Dimensional Reduction in Quantum Critical Systems

Abstract

This chapter discusses dimensional reduction in 3+1D antiferromagnets. The observable of interest is the order parameter (staggered magnetisation). At zero temperature, the order parameter is well described by a 3+1D theory. In the near vicinity of the Neel temperature (\(T_N\)), the system is expected to crossover into a regime whereby the order parameter is described by a theory in one lower dimension.
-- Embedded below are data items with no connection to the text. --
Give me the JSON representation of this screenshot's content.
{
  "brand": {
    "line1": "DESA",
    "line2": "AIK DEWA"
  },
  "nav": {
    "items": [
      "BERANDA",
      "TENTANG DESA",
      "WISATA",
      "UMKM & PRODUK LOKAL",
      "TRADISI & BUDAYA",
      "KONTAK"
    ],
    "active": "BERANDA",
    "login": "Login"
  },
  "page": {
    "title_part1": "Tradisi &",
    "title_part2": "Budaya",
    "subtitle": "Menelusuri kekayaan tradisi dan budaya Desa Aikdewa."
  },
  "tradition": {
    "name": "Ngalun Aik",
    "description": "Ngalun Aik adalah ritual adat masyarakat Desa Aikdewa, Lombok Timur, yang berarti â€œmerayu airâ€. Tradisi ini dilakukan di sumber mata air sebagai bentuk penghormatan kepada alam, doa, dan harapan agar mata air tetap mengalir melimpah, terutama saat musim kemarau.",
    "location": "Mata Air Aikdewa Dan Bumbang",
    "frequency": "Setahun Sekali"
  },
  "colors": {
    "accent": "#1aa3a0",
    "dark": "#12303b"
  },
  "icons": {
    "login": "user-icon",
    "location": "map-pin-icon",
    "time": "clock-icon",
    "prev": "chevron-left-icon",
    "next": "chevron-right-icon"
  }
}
This is ‘dimensional reduction’. A recent analysis of the order paramter versus temperature, performed on the data for 3+1D antiferromagnet TlCuCl\(_3\) [1], has identified the crossover boundaries to the dimensionally reduced regime. It was found that on approach to \(T_N\) a relatively sharp crossover occurs, whereby the order parameter near \(T_N\) displays scaling in accord with the 3D theory. In this chapter we analyse the same scenario. Starting from a \(T=0\), 3+1D quantum field theory, and perturbatively including temperature, we quantitatively describe the experimental data on TlCuCl\(_3\) across the range \(0\le T\le T_N\). Our theory cannot reproduce the 3D scaling exponents in the limit \(T\rightarrow T_N\), yet it fully accounts for the observed sharp crossover behaviour in TlCuCl\(_3\). Ultimately, we expect observables to scale with exponents of a lower dimensional theory, however, our results provide a new perspective on the enigmatic problem of dimensional reduction.